E mentre l’8 agosto a Piazza Affari gli istituti di credito ne hanno bruciati 9, di miliardi, Lorenzo Bini Smaghi, attuale presidente di Société Générale e già membro del board della Bce dice che la tassa potrebbe essere incostituzionale. «Non è vero che gli istituti di credito hanno fatto più profitti rispetto ai servizi, al lusso, all’energia o alla meccanica. Non c’è motivo per penalizzare un comparto anziché un altro: perché creare una tassa ad hoc? Mentre un prelievo su misura per gli utili derivanti da aumenti di prezzi petroliferi può essere giustificato, qui c’è un fenomeno che interessa tutti i settori che è l’inflazione e che ha consentito a molti di questi di avere un aumento di guadagni temporanei. Non vedo perché distinguere le banche dall’automotive o dal farmaceutico».

Sempre secondo Bini Smaghi le banche potrebbero stringere i cordoni dei finanziamenti. «Perché per erogare hanno bisogno di capitale, che si genera con gli utili. Se questi ultimi li riduciamo tassandoli, si ridurranno anche i prestiti. È una misura che avrà un impatto negativo sulla crescita economica. Ci sarebbe da aggiungere che il confronto con il 2021 per calcolare il margine di interesse è particolarmente distorsivo perché allora i tassi erano negativi e gli utili delle banche molto bassi come evidenziato dalle valorizzazioni». Mentre anche l’idea di una maggiore remunerazione del conto corrente comporta qualche rischio: «Non deve essere forzato, dipende da domanda e offerta di depositi.
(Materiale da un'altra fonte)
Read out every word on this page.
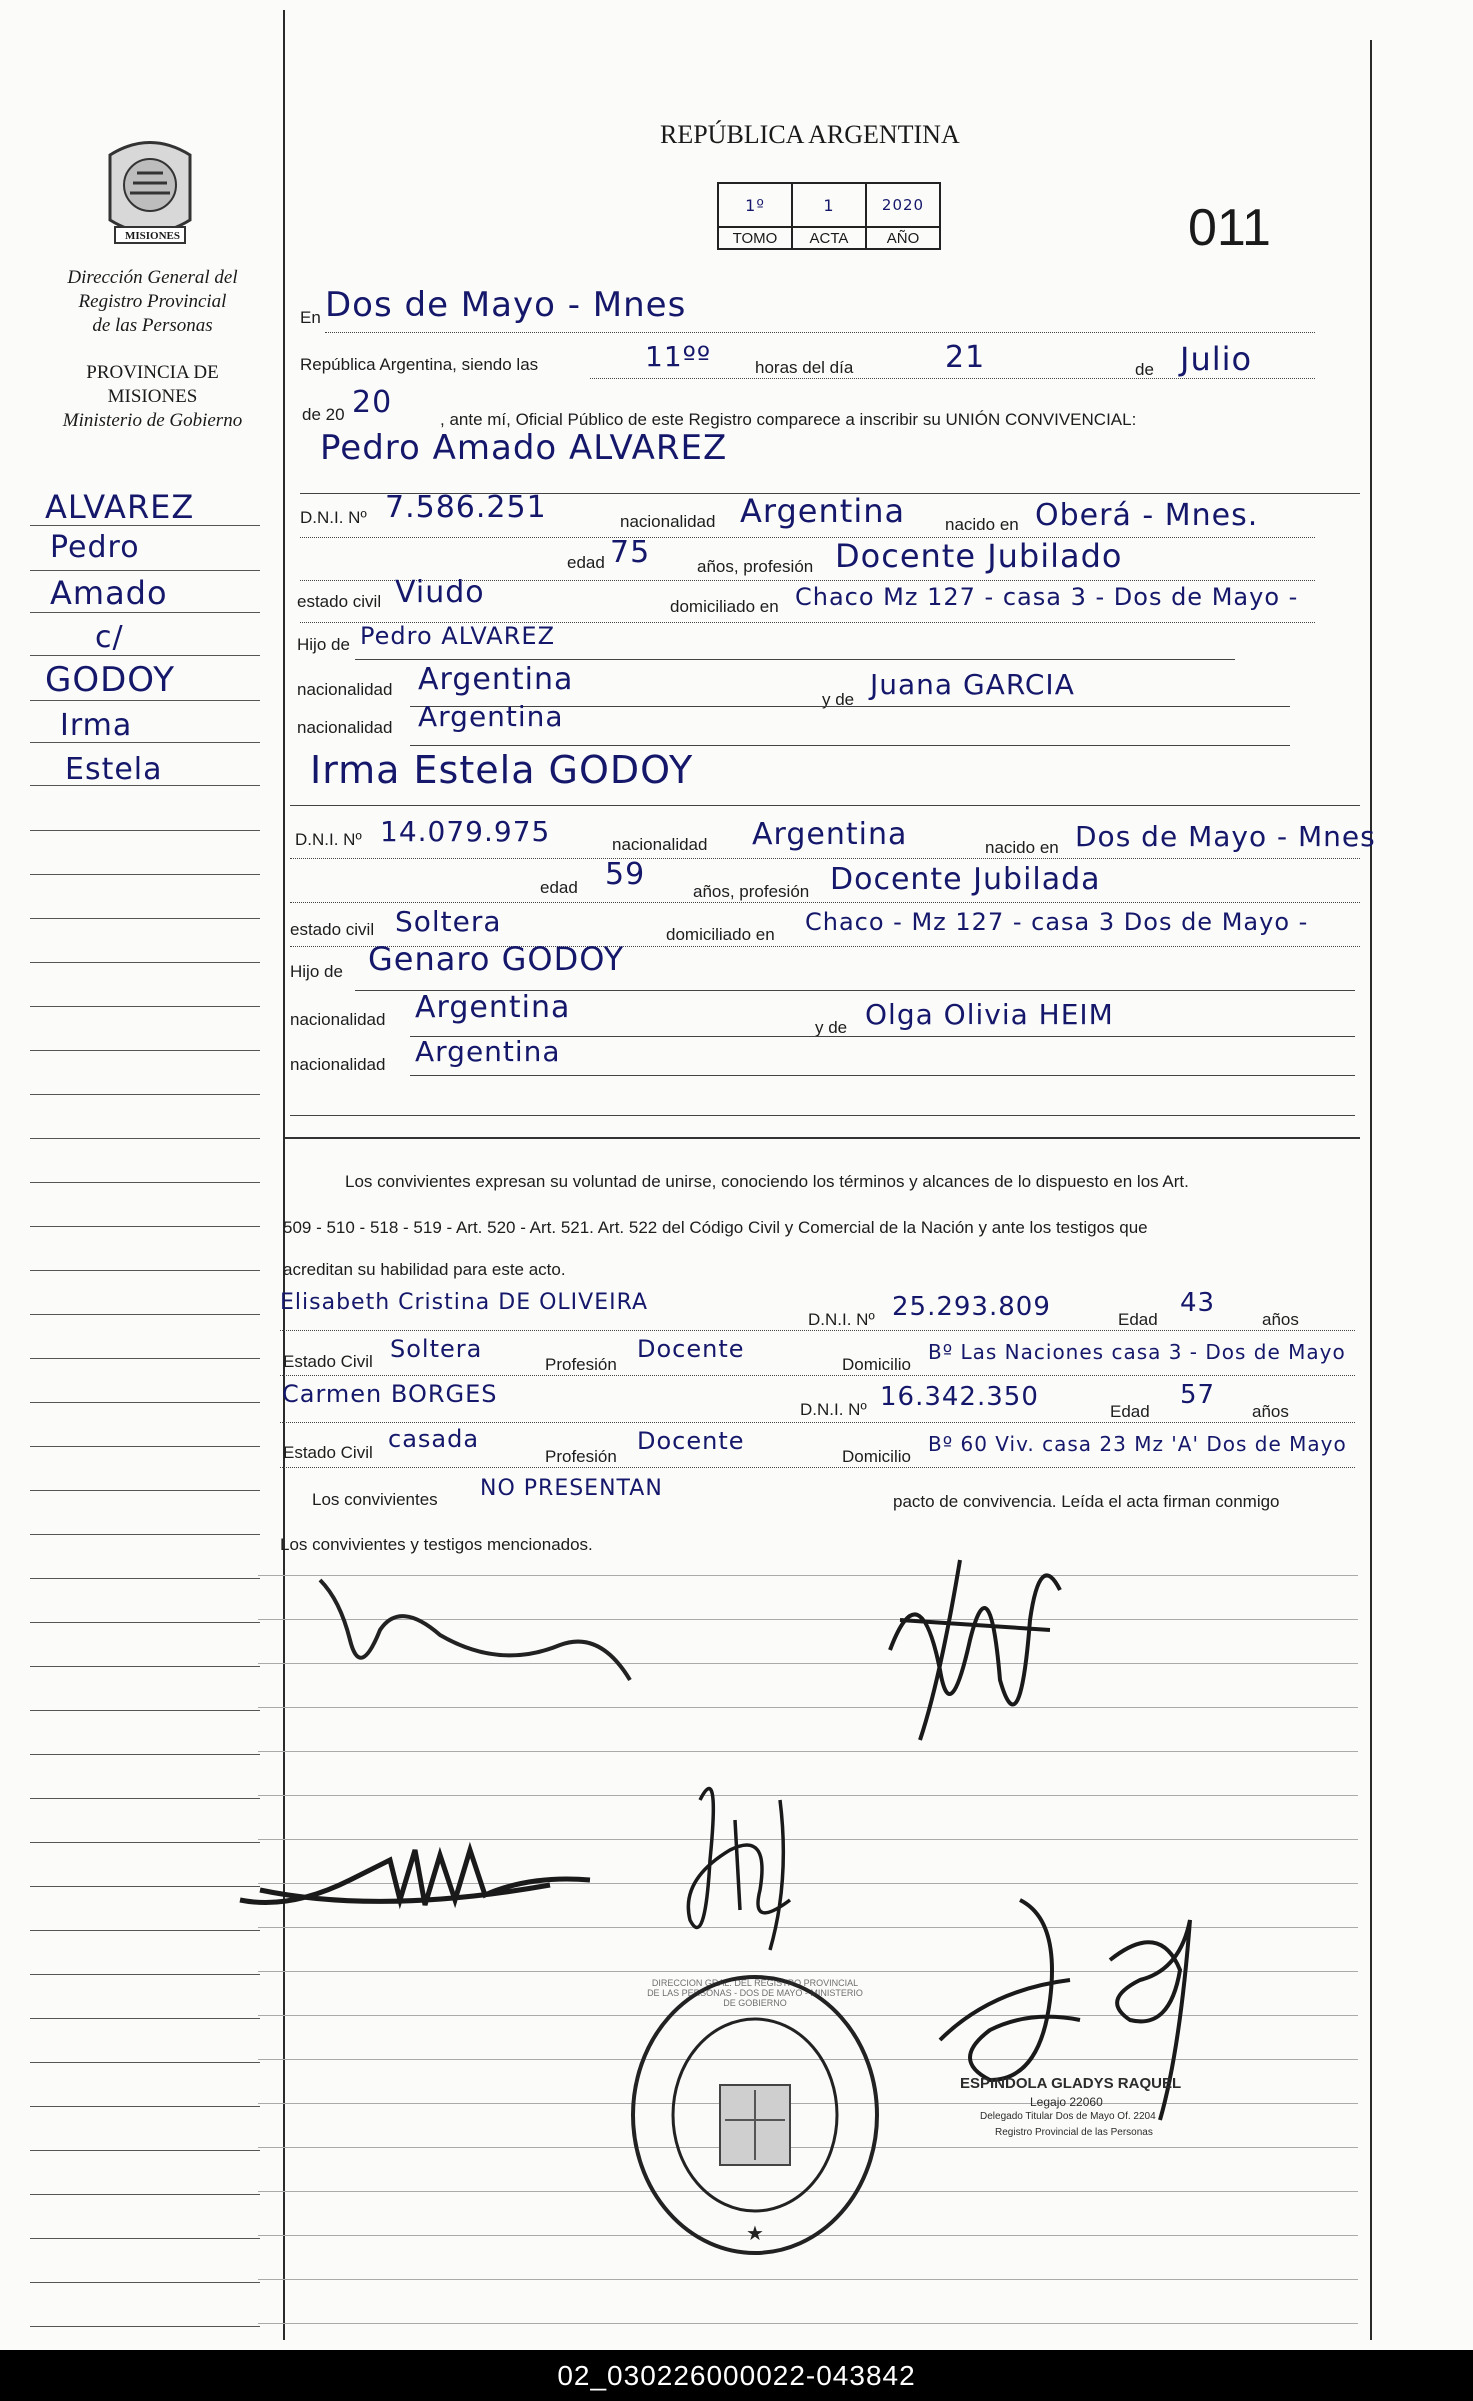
MISIONES
Dirección General del
Registro Provincial
de las Personas
PROVINCIA DE
MISIONES
Ministerio de Gobierno
ALVAREZ
Pedro
Amado
c/
GODOY
Irma
Estela
REPÚBLICA ARGENTINA
1º	1	2020
TOMO	ACTA	AÑO	011
En Dos de Mayo - Mnes
República Argentina, siendo las	11ºº	horas del día	21	de Julio
de 20 20	, ante mí, Oficial Público de este Registro comparece a inscribir su UNIÓN CONVIVENCIAL:
Pedro Amado ALVAREZ
D.N.I. Nº 7.586.251	nacionalidad Argentina nacido en Oberá - Mnes.
edad 75	años, profesión Docente Jubilado
estado civil Viudo	domiciliado en Chaco Mz 127 - casa 3 - Dos de Mayo -
Hijo de Pedro ALVAREZ
nacionalidad Argentina
y de Juana GARCIA
nacionalidad Argentina
Irma Estela GODOY
D.N.I. Nº 14.079.975	nacionalidad Argentina	nacido en Dos de Mayo - Mnes
edad 59	años, profesión Docente Jubilada
estado civil Soltera	domiciliado en Chaco - Mz 127 - casa 3 Dos de Mayo -
Hijo de Genaro GODOY
nacionalidad Argentina
y de Olga Olivia HEIM
nacionalidad Argentina
Los convivientes expresan su voluntad de unirse, conociendo los términos y alcances de lo dispuesto en los Art.
509 - 510 - 518 - 519 - Art. 520 - Art. 521. Art. 522 del Código Civil y Comercial de la Nación y ante los testigos que
acreditan su habilidad para este acto.
Elisabeth Cristina DE OLIVEIRA
D.N.I. Nº 25.293.809	Edad
43
años
Estado Civil Soltera
Profesión
Docente
Domicilio
Bº Las Naciones casa 3 - Dos de Mayo
Carmen BORGES
D.N.I. Nº 16.342.350	Edad
57
años
Estado Civil casada
Profesión
Docente
Domicilio
Bº 60 Viv. casa 23 Mz 'A' Dos de Mayo
Los convivientes NO PRESENTAN
pacto de convivencia. Leída el acta firman conmigo
Los convivientes y testigos mencionados.
★
DIRECCION GRAL. DEL REGISTRO PROVINCIAL DE LAS PERSONAS - DOS DE MAYO - MINISTERIO DE GOBIERNO
ESPINDOLA GLADYS RAQUEL
Legajo 22060
Delegado Titular Dos de Mayo Of. 2204
Registro Provincial de las Personas
02_030226000022-043842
Chi non vuole tenere un deposito a vista con zero rendimento può sempre impiegarlo in altro modo, ad esempio in depositi a termine, a 3 mesi, che avrebbero un rendimento positivo: è il caso della Francia». 

I consumatori ricordano ancora l’ultimo report della Banca d’Italia dove si registra una crescita della spesa di gestione dei conti correnti di 3,8 euro, che porta il costo medio annuo a 94,7 euro a cittadino a causa soprattutto delle spese fisse: in particolare quelle per l’emissione e per la gestione delle carte di pagamento. Partendo da questo dato, analizza Assoutenti, e considerato l’andamento al rialzo già monitorato dall’Istat, ulteriori rincari delle tariffe bancarie potrebbero portare il costo di gestione dei conti correnti a quota 105 euro annui a utente, con un incremento di 10,3 euro a conto. Se si considera che in base ai numeri ufficiali in Italia i correntisti sono 47,7 milioni, la stangata per la collettività raggiungerebbe la ragguardevole cifra di quasi mezzo miliardo di euro. Per la precisione 491,3 milioni annui.

Per questo, chiede il presidente dell’associazione Furio Truzzi, «il Governo deve attivarsi da subito per impedire che un provvedimento giusto come la tassazione degli extraprofitti possa trasformarsi in un danno per la collettività, bloccando sul nascere qualsiasi rincaro dei costi bancari». I consumatori chiedono quindi un incontro, pronti a denunciare all’Antitrust gli istituti di credito che applicheranno rincari ingiustificati a danno dei propri clienti.